One of the biggest health hazards threatening the global population today and thereby, overall wellbeing and future sustainability is, climate change. The profound effects of climate change are increasingly evident in the deteriorating air quality, rising temperatures leading to more frequent heat-related incidents, noise pollution, extreme weather events, and unprecedented rise in sea levels. Some of its direct implications on human health are increase in respiratory ailments such as asthma, and heat-related conditions like heatstroke, heat exhaustion and dehydration. Further, with increase in occurrence of (flash) floods, landslides and cyclones, waterborne and infectious diseases like cholera, typhoid, leptospirosis as well as vector borne diseases like malaria and dengue are on the rise. Consequently, mental health is being risked due to the deteriorating physiological health conditions.

The adverse effects of climate change are further exacerbating immense strain on eco system services thereby hindering the system’s ability to respond. Additionally, it is also exerting pressure on coping strategies like addressing food security, access to safe drinking water, sanitation, and maintaining clean air. Regions with weak infrastructure and inadequate health care facilities are at the greatest risks and are expected to bear the maximum brunt of climate change. Underdeveloped nations along with developing ones will need utmost priority and assistance to tackle changing climate conditions and their adverse effects, thereafter. An important issue that will be at the forefront arising out of climate change is, global poverty.  According to a recent study by the World Bank, an estimated 132 million people – of which ~66 million live in Sub-Saharan Africa and South Asia – have been projected to plunge into extreme poverty by 2030. Alarmingly, 44 million of this 132 million will experience extreme poverty primarily due to health-related issues that have been further aggravated by the effects of climate change.

The World Bank study also states that the rising temperatures accelerated by climate change can lead to death of at least 21 million people by 2050 from just 5 health risks, vis a vis extreme heat, stunting, diarrhea, malaria and dengue.  According to WHO, 37% of heat-related deaths are directly linked to climate change, with a 70% increase in heat-related deaths among those over 65 years of age, in the next two decades. In 2020, an additional 98 million people experienced food insecurity compared to the average recorded between 1981 and 2010. WHO has estimated that the direct damage costs to health, excluding expenses in health-related sectors like agriculture, water, and sanitation, are projected to range between US$ 2–4 billion annually by 2030.

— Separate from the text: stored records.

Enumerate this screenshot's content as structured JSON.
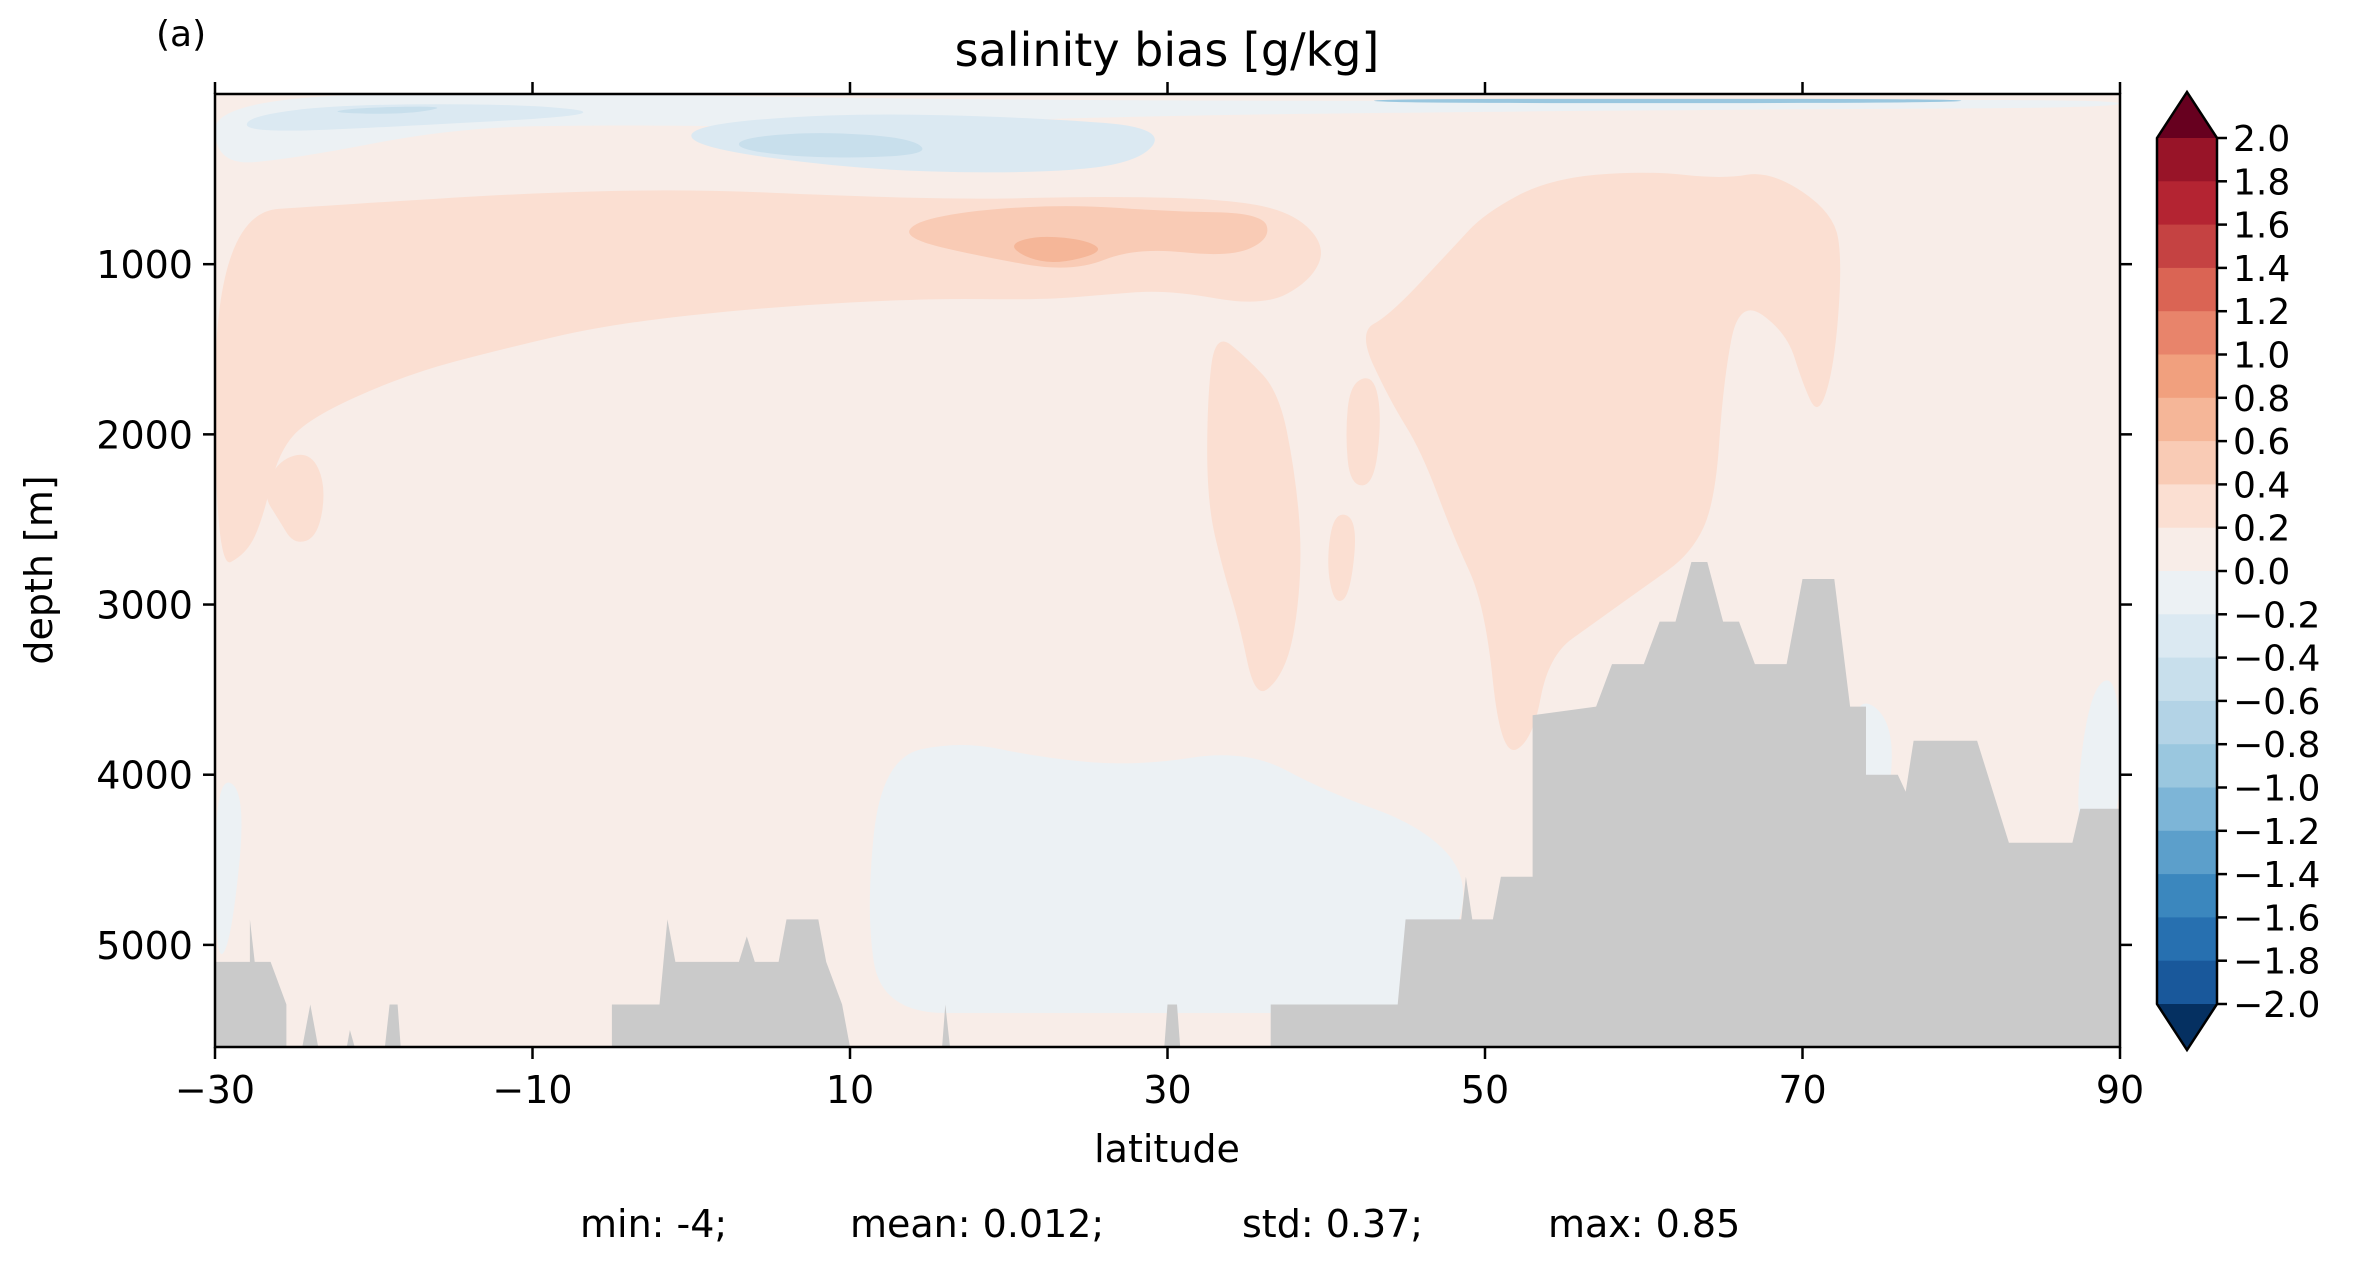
{
  "panel_label": "(a)",
  "colors": {
    "positive_scale": [
      "#f8ede8",
      "#fbdfd2",
      "#f9cbb5",
      "#f5b698",
      "#f1a07e",
      "#e8846b",
      "#da6454",
      "#c54242",
      "#b42432",
      "#981428",
      "#67001f"
    ],
    "negative_scale": [
      "#ecf1f4",
      "#dbe9f2",
      "#c8dfec",
      "#b3d3e6",
      "#9ac7df",
      "#7db5d7",
      "#5c9fcb",
      "#3b87be",
      "#2770b0",
      "#19589b",
      "#053061"
    ],
    "land": "#cacaca"
  },
  "chart_data": {
    "type": "heatmap",
    "title": "salinity bias [g/kg]",
    "xlabel": "latitude",
    "ylabel": "depth [m]",
    "xlim": [
      -30,
      90
    ],
    "ylim": [
      5600,
      0
    ],
    "y_inverted": true,
    "x_ticks": [
      "−30",
      "−10",
      "10",
      "30",
      "50",
      "70",
      "90"
    ],
    "x_tick_values": [
      -30,
      -10,
      10,
      30,
      50,
      70,
      90
    ],
    "y_ticks": [
      "1000",
      "2000",
      "3000",
      "4000",
      "5000"
    ],
    "y_tick_values": [
      1000,
      2000,
      3000,
      4000,
      5000
    ],
    "colorbar": {
      "labels": [
        "2.0",
        "1.8",
        "1.6",
        "1.4",
        "1.2",
        "1.0",
        "0.8",
        "0.6",
        "0.4",
        "0.2",
        "0.0",
        "−0.2",
        "−0.4",
        "−0.6",
        "−0.8",
        "−1.0",
        "−1.2",
        "−1.4",
        "−1.6",
        "−1.8",
        "−2.0"
      ],
      "values": [
        2.0,
        1.8,
        1.6,
        1.4,
        1.2,
        1.0,
        0.8,
        0.6,
        0.4,
        0.2,
        0.0,
        -0.2,
        -0.4,
        -0.6,
        -0.8,
        -1.0,
        -1.2,
        -1.4,
        -1.6,
        -1.8,
        -2.0
      ],
      "colors_top_to_bottom": [
        "#67001f",
        "#981428",
        "#b42432",
        "#c54242",
        "#da6454",
        "#e8846b",
        "#f1a07e",
        "#f5b698",
        "#f9cbb5",
        "#fbdfd2",
        "#f8ede8",
        "#ecf1f4",
        "#dbe9f2",
        "#c8dfec",
        "#b3d3e6",
        "#9ac7df",
        "#7db5d7",
        "#5c9fcb",
        "#3b87be",
        "#2770b0",
        "#19589b",
        "#053061"
      ],
      "extend": "both"
    },
    "regions": [
      {
        "level": 0.3,
        "points": [
          [
            -30,
            700
          ],
          [
            -22,
            650
          ],
          [
            -10,
            580
          ],
          [
            0,
            560
          ],
          [
            10,
            600
          ],
          [
            18,
            620
          ],
          [
            26,
            600
          ],
          [
            34,
            620
          ],
          [
            38,
            700
          ],
          [
            40,
            900
          ],
          [
            39,
            1100
          ],
          [
            36,
            1250
          ],
          [
            30,
            1150
          ],
          [
            26,
            1180
          ],
          [
            22,
            1210
          ],
          [
            15,
            1200
          ],
          [
            5,
            1250
          ],
          [
            -5,
            1350
          ],
          [
            -12,
            1500
          ],
          [
            -18,
            1650
          ],
          [
            -24,
            1900
          ],
          [
            -26,
            2100
          ],
          [
            -27,
            2500
          ],
          [
            -28,
            2700
          ],
          [
            -30,
            2800
          ]
        ]
      },
      {
        "level": 0.3,
        "points": [
          [
            42,
            1400
          ],
          [
            44,
            1300
          ],
          [
            48,
            900
          ],
          [
            50,
            700
          ],
          [
            54,
            500
          ],
          [
            60,
            450
          ],
          [
            65,
            500
          ],
          [
            68,
            450
          ],
          [
            72,
            700
          ],
          [
            72.5,
            1000
          ],
          [
            72,
            1600
          ],
          [
            71,
            1900
          ],
          [
            70,
            1700
          ],
          [
            69,
            1400
          ],
          [
            66,
            1200
          ],
          [
            65,
            1700
          ],
          [
            64.5,
            2400
          ],
          [
            63,
            2700
          ],
          [
            60,
            2900
          ],
          [
            57,
            3100
          ],
          [
            54,
            3300
          ],
          [
            53,
            3800
          ],
          [
            51,
            3900
          ],
          [
            50,
            3000
          ],
          [
            48,
            2600
          ],
          [
            46,
            2100
          ],
          [
            44,
            1800
          ]
        ]
      },
      {
        "level": 0.3,
        "points": [
          [
            33,
            1400
          ],
          [
            35,
            1550
          ],
          [
            37,
            1750
          ],
          [
            38,
            2200
          ],
          [
            38.5,
            2700
          ],
          [
            38,
            3200
          ],
          [
            37,
            3450
          ],
          [
            35.5,
            3550
          ],
          [
            34.5,
            3100
          ],
          [
            33.5,
            2800
          ],
          [
            32.5,
            2400
          ],
          [
            32.5,
            1800
          ]
        ]
      },
      {
        "level": 0.3,
        "points": [
          [
            41.5,
            1700
          ],
          [
            43,
            1650
          ],
          [
            43.5,
            1900
          ],
          [
            43,
            2300
          ],
          [
            41.5,
            2300
          ],
          [
            41.2,
            2000
          ]
        ]
      },
      {
        "level": 0.3,
        "points": [
          [
            40.5,
            2450
          ],
          [
            42,
            2500
          ],
          [
            41.5,
            2950
          ],
          [
            40.5,
            3000
          ],
          [
            40,
            2750
          ]
        ]
      },
      {
        "level": 0.3,
        "points": [
          [
            -26,
            2150
          ],
          [
            -24,
            2100
          ],
          [
            -23,
            2300
          ],
          [
            -23.5,
            2600
          ],
          [
            -25,
            2650
          ],
          [
            -26,
            2500
          ],
          [
            -27,
            2350
          ]
        ]
      },
      {
        "level": 0.5,
        "points": [
          [
            14,
            750
          ],
          [
            18,
            680
          ],
          [
            24,
            650
          ],
          [
            30,
            690
          ],
          [
            36,
            700
          ],
          [
            36.5,
            850
          ],
          [
            34,
            960
          ],
          [
            28,
            900
          ],
          [
            24,
            1050
          ],
          [
            18,
            950
          ],
          [
            13.5,
            850
          ]
        ]
      },
      {
        "level": 0.7,
        "points": [
          [
            20,
            880
          ],
          [
            22,
            830
          ],
          [
            25,
            860
          ],
          [
            26,
            930
          ],
          [
            23,
            1000
          ],
          [
            21,
            960
          ]
        ]
      },
      {
        "level": -0.1,
        "points": [
          [
            -30,
            0
          ],
          [
            -5,
            0
          ],
          [
            15,
            30
          ],
          [
            35,
            40
          ],
          [
            60,
            40
          ],
          [
            90,
            30
          ],
          [
            90,
            80
          ],
          [
            70,
            90
          ],
          [
            55,
            100
          ],
          [
            45,
            110
          ],
          [
            35,
            120
          ],
          [
            20,
            150
          ],
          [
            10,
            200
          ],
          [
            -5,
            180
          ],
          [
            -15,
            200
          ],
          [
            -25,
            380
          ],
          [
            -30,
            420
          ]
        ]
      },
      {
        "level": -0.3,
        "points": [
          [
            -28,
            130
          ],
          [
            -22,
            60
          ],
          [
            -10,
            60
          ],
          [
            -5,
            120
          ],
          [
            -18,
            190
          ],
          [
            -28,
            230
          ]
        ]
      },
      {
        "level": -0.3,
        "points": [
          [
            0,
            180
          ],
          [
            10,
            110
          ],
          [
            22,
            140
          ],
          [
            30,
            200
          ],
          [
            28,
            420
          ],
          [
            20,
            470
          ],
          [
            10,
            440
          ],
          [
            0,
            310
          ]
        ]
      },
      {
        "level": -0.5,
        "points": [
          [
            -21,
            80
          ],
          [
            -15,
            70
          ],
          [
            -18,
            120
          ],
          [
            -23,
            110
          ]
        ]
      },
      {
        "level": -0.5,
        "points": [
          [
            3,
            260
          ],
          [
            8,
            220
          ],
          [
            14,
            260
          ],
          [
            15,
            360
          ],
          [
            8,
            380
          ],
          [
            3,
            330
          ]
        ]
      },
      {
        "level": -0.9,
        "points": [
          [
            43,
            30
          ],
          [
            60,
            28
          ],
          [
            80,
            30
          ],
          [
            80,
            50
          ],
          [
            60,
            55
          ],
          [
            43,
            50
          ]
        ]
      },
      {
        "level": -0.1,
        "points": [
          [
            12,
            3900
          ],
          [
            17,
            3800
          ],
          [
            22,
            3900
          ],
          [
            28,
            3950
          ],
          [
            35,
            3850
          ],
          [
            40,
            4100
          ],
          [
            46,
            4300
          ],
          [
            49,
            4600
          ],
          [
            48,
            5000
          ],
          [
            46,
            5400
          ],
          [
            40,
            5400
          ],
          [
            36,
            5400
          ],
          [
            30,
            5400
          ],
          [
            20,
            5400
          ],
          [
            12,
            5400
          ],
          [
            11,
            4800
          ]
        ]
      },
      {
        "level": -0.1,
        "points": [
          [
            -30,
            4000
          ],
          [
            -28,
            4100
          ],
          [
            -29,
            5000
          ],
          [
            -30,
            5100
          ]
        ]
      },
      {
        "level": -0.1,
        "points": [
          [
            73,
            3500
          ],
          [
            76,
            3700
          ],
          [
            75,
            4400
          ],
          [
            73,
            4400
          ]
        ]
      },
      {
        "level": -0.1,
        "points": [
          [
            88,
            3500
          ],
          [
            90,
            3400
          ],
          [
            90,
            4400
          ],
          [
            87,
            4400
          ]
        ]
      }
    ],
    "bathymetry": [
      [
        -30,
        5100
      ],
      [
        -27.8,
        5100
      ],
      [
        -27.8,
        4850
      ],
      [
        -27.5,
        5100
      ],
      [
        -26.5,
        5100
      ],
      [
        -25.5,
        5350
      ],
      [
        -25.5,
        5600
      ],
      [
        -24.5,
        5600
      ],
      [
        -24,
        5350
      ],
      [
        -23.5,
        5600
      ],
      [
        -21.7,
        5600
      ],
      [
        -21.5,
        5500
      ],
      [
        -21.2,
        5600
      ],
      [
        -19.3,
        5600
      ],
      [
        -19,
        5350
      ],
      [
        -18.5,
        5350
      ],
      [
        -18.3,
        5600
      ],
      [
        -5,
        5600
      ],
      [
        -5,
        5350
      ],
      [
        -2,
        5350
      ],
      [
        -1.5,
        4850
      ],
      [
        -1,
        5100
      ],
      [
        3,
        5100
      ],
      [
        3.5,
        4950
      ],
      [
        4,
        5100
      ],
      [
        5.5,
        5100
      ],
      [
        6,
        4850
      ],
      [
        8,
        4850
      ],
      [
        8.5,
        5100
      ],
      [
        9.5,
        5350
      ],
      [
        10,
        5600
      ],
      [
        15.8,
        5600
      ],
      [
        16,
        5350
      ],
      [
        16.3,
        5600
      ],
      [
        29.8,
        5600
      ],
      [
        30,
        5350
      ],
      [
        30.6,
        5350
      ],
      [
        30.8,
        5600
      ],
      [
        36.5,
        5600
      ],
      [
        36.5,
        5350
      ],
      [
        44.5,
        5350
      ],
      [
        45,
        4850
      ],
      [
        48.5,
        4850
      ],
      [
        48.8,
        4600
      ],
      [
        49.2,
        4850
      ],
      [
        50.5,
        4850
      ],
      [
        51,
        4600
      ],
      [
        53,
        4600
      ],
      [
        53,
        3650
      ],
      [
        57,
        3600
      ],
      [
        58,
        3350
      ],
      [
        60,
        3350
      ],
      [
        61,
        3100
      ],
      [
        62,
        3100
      ],
      [
        63,
        2750
      ],
      [
        64,
        2750
      ],
      [
        65,
        3100
      ],
      [
        66,
        3100
      ],
      [
        67,
        3350
      ],
      [
        69,
        3350
      ],
      [
        70,
        2850
      ],
      [
        72,
        2850
      ],
      [
        73,
        3600
      ],
      [
        74,
        3600
      ],
      [
        74,
        4000
      ],
      [
        76,
        4000
      ],
      [
        76.5,
        4100
      ],
      [
        77,
        3800
      ],
      [
        81,
        3800
      ],
      [
        82,
        4100
      ],
      [
        83,
        4400
      ],
      [
        87,
        4400
      ],
      [
        87.5,
        4200
      ],
      [
        90,
        4200
      ],
      [
        90,
        5600
      ],
      [
        -30,
        5600
      ]
    ],
    "stats": {
      "min": "min: -4;",
      "mean": "mean: 0.012;",
      "std": "std: 0.37;",
      "max": "max: 0.85"
    }
  }
}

Unfortunately, children, older adults, migrants or displaced population, people with underlying health conditions, pregnant women and individuals residing in rural/remote (including those with low-wage incomes) areas are particularly vulnerable to the health impacts of shifting climate patterns.

It is thereby evident that climate change poses great threats to both the planet (including flora and fauna) and human health. To avert further catastrophic health disasters in the near future, it is imperative to limit global temperatures to below 2°C, while pursuing efforts to limit the increase to 1.5 degrees. While even a 2°C increase in global temperature carries potential risk, surpassing it will have irreversible consequences on people’s lives and livelihoods and the overall health of this planet.

Fostering Collaboration for Climate Health Risk Mitigation

It is imperative to build a clear collaboration between different stakeholders from government organizations to private sectors, healthcare groups to NGOs, and the civil society. For example, government organizations can build clear cut policies that strengthen healthcare sector, agriculture sector, water sector and the urban development sector. Simultaneously healthcare systems should take preventive and proactive measures and incorporate adaptation strategies that combat the increasing risks of climate change on human health. NGOs on the other hand can create mass awareness about the imposing hazards due to climate change and also ensure easy access to basic resources like food, medicine and clean water to affected populations during environmental disasters. Private sectors can pool in financial resources to create new innovations and technologies in the field of Research and Development, for climate change solutions. By embracing a collaborative approach, a resilient and sustainable path can be adopted, thereby effectively tackling the multifaceted challenges posed by climate change.

As Helen Keller rightly said, “Alone, we can do so little; together, we can do so much.”